Based on the information provided there is no evidence to support that the lending of the funds were undertaken under a commercial arrangement, such as an interest-bearing loan. Nothing has been provided in relation to you receiving any interest payment/s from the Company and/or any terms and conditions of any lending arrangement. It appears that there may not have been an agreement for the payment of any interest on the funds lent to the Company because it was intended that the Company's profits would be paid to the Shareholders. You expected to the Company to pay dividends to the Shareholders when it became profitable, which would involve the Trust receiving dividends and that it would then distribute trust income to you as a presently entitled beneficiary.
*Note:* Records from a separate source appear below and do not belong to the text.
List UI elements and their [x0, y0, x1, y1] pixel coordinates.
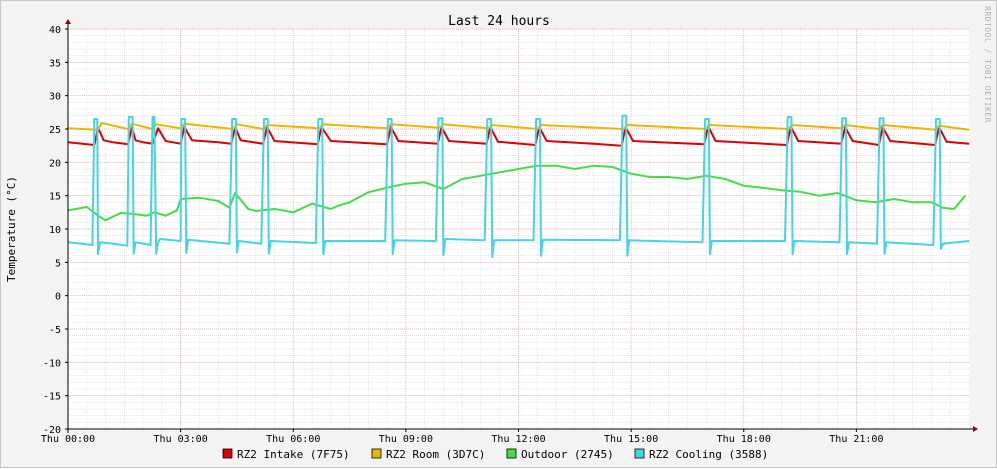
y-axis-arrow — [65, 19, 71, 24]
x-tick-label: Thu 15:00 — [604, 434, 658, 445]
axes — [65, 19, 978, 433]
x-tick-label: Thu 00:00 — [41, 434, 95, 445]
y-tick-label: 20 — [49, 158, 61, 169]
legend-label-2: RZ2 Room (3D7C) — [386, 448, 485, 461]
y-tick-label: -5 — [49, 325, 61, 336]
y-tick-label: 10 — [49, 225, 61, 236]
legend-swatch-3 — [506, 448, 517, 459]
y-tick-label: 35 — [49, 58, 61, 69]
rrdtool-watermark: RRDTOOL / TOBI OETIKER — [983, 6, 992, 123]
legend-swatch-1 — [222, 448, 233, 459]
series-line-3 — [67, 164, 966, 222]
legend-swatch-4 — [634, 448, 645, 459]
legend: RZ2 Intake (7F75) RZ2 Room (3D7C) Outdoor … — [222, 448, 768, 461]
y-tick-label: 0 — [55, 292, 61, 303]
legend-swatch-2 — [371, 448, 382, 459]
y-tick-label: 25 — [49, 125, 61, 136]
x-axis-arrow — [973, 426, 978, 432]
x-tick-label: Thu 06:00 — [266, 434, 320, 445]
x-tick-label: Thu 12:00 — [491, 434, 545, 445]
y-axis-label: Temperature (°C) — [5, 176, 18, 282]
chart-title: Last 24 hours — [448, 14, 550, 29]
legend-label-4: RZ2 Cooling (3588) — [649, 448, 768, 461]
series-layer — [67, 114, 970, 258]
y-tick-label: -20 — [43, 425, 61, 436]
x-tick-label: Thu 03:00 — [154, 434, 208, 445]
x-tick-label: Thu 09:00 — [379, 434, 433, 445]
legend-label-3: Outdoor (2745) — [521, 448, 614, 461]
y-tick-label: 30 — [49, 92, 61, 103]
legend-label-1: RZ2 Intake (7F75) — [237, 448, 350, 461]
y-tick-label: -10 — [43, 358, 61, 369]
y-tick-label: -15 — [43, 392, 61, 403]
x-tick-label: Thu 18:00 — [717, 434, 771, 445]
y-tick-label: 5 — [55, 258, 61, 269]
series-line-4 — [67, 114, 970, 258]
y-tick-label: 15 — [49, 192, 61, 203]
x-tick-label: Thu 21:00 — [829, 434, 883, 445]
y-tick-label: 40 — [49, 25, 61, 36]
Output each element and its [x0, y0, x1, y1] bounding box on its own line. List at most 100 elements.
However, as outlined above it cannot be viewed that you would be presently entitled to any of the Trust income as you are only one of the beneficiaries of a discretionary trust until the conditions outlined above had occurred. You only had a mere expectancy of receiving income from the Trust.
Debts arising from non-business activities that do not produce assessable income are considered personal use assets. You lent the funds to provide financial assistance to the Company. Nothing has been provided to support that the lending of the funds was entered into in the course of gaining or producing your assessable income, or that you were carrying on a business of money lending. Therefore, any capital loss arising as a result of the CGT event C2 occurring in relation to the funds you lent to the Company will be disregarded for CGT purposes under section 108-20 of the ITAA 1997.